Turunen: Die Untersuchungen des Expertenkomitees zeigen: Menschen einfach Geld zu schenken und zu hoffen, dass es auf alle einen guten Effekt hat, reicht nicht. Menschen sind sehr unterschiedlich: Manche können mit dem geschenkten Geld nicht umgehen, kaufen Alkohol und schließen sich zu Hause ein. Es gibt in Finnland eine große Gruppe von jungen, sozial benachteiligten Männern, über die wir sehr wenig wissen. Nur dass sie keine Arbeit haben. Diesen Menschen einfach Geld zu geben und zu hoffen, dass sie schon das Richtige damit machen, ist nicht sinnvoll. Man muss sie mit Hilfsangeboten unterstützen.

ZEIT ONLINE: Finanzielle Unterstützung wird also an Bedingungen geknüpft werden?

Turunen: Ja, zumindest ist das die Empfehlung der Experten. Wir müssen die Anreize und Sanktionen aber neu denken. Bislang war es ja so, dass die Leistungen von Menschen, die sich etwas dazuverdienen, gekürzt werden. Im schlimmsten Fall wirkt sich ein Zuverdienst also negativ auf das Einkommen aus. Das ist der falsche Anreiz. Möglich wäre es, Menschen, die kleinere Jobs übernehmen oder Weiterbildungen machen, finanziell zu belohnen. Also genau andersherum.

Kein Hype ums Grundeinkommen in Finnland

ZEIT ONLINE: Kritiker des Experiments sagen, dass das Geld zu wenig, der Zeitraum zu kurz und die Fallzahl zu klein war. Kann man aus dem Experiment wirklich Schlüsse ziehen?

Turunen: Ich verstehe die Kritik. Es wäre schön gewesen, eine größere Fallzahl zu haben, auch um zum Beispiel zu prüfen, ob das Anreizsystem unterschiedlich bei verschiedenen sozialen Gruppen wirkt, also ob Frauen beispielsweise eher anfangen zu arbeiten als Männer oder andersherum. Aber das Budget war nun mal begrenzt. Es wird oft übersehen, dass es nicht nur um die 2.000 Leute geht, die das Grundeinkommen bekommen, sondern auch um die Kontrollgruppe: 175.000 Arbeitslose, die es nicht bekommen, aber das gleiche Profil haben.

ZEIT ONLINE: Ist die Debatte um das Grundeinkommen mit dem Auslaufen des Experiments beendet?
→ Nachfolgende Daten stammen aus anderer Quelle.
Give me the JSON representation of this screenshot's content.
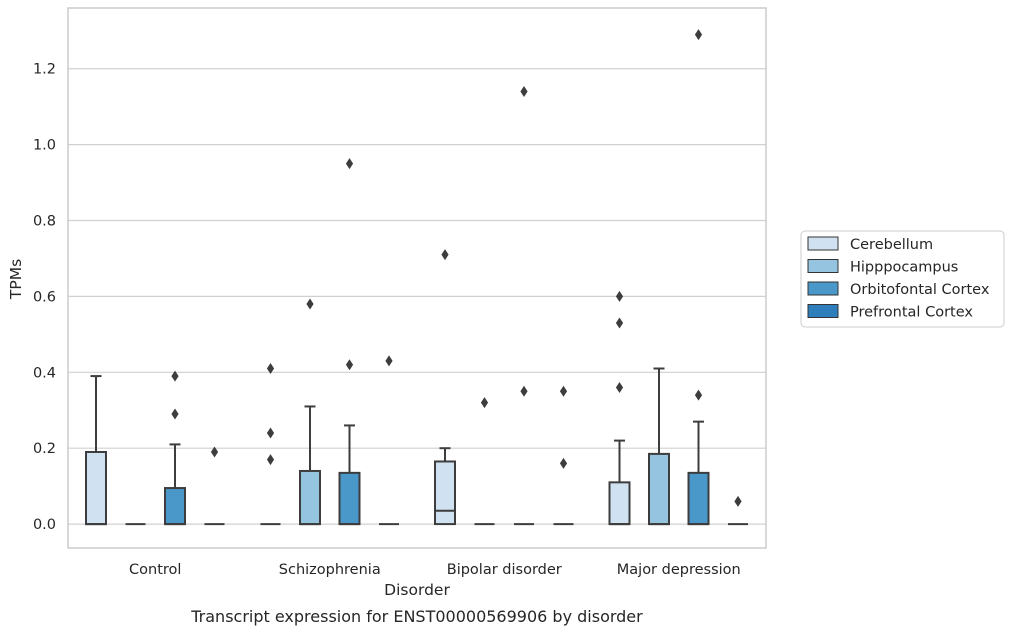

Turunen: Nein, die Auswertung des Experiments wird genauso in die Sozialreform einer neuen Regierung einfließen wie die Ergebnisse des Expertenausschusses. Ehrlich gesagt ist das Grundeinkommen in Finnland sowieso nicht so heiß diskutiert worden wie in der internationalen Presse. Der Hype um das Grundeinkommen ist hier viel kleiner. Klar, am Anfang haben sich einige beschwert, die nicht von dem Experiment profitiert haben. Aber insgesamt wurde es als das genommen, was es ist: ein Versuch. Wenn die Erfahrungen jetzt dazu beitragen können, dass wir eine ordentliche Sozialreform hinbekommen, ist allen damit geholfen.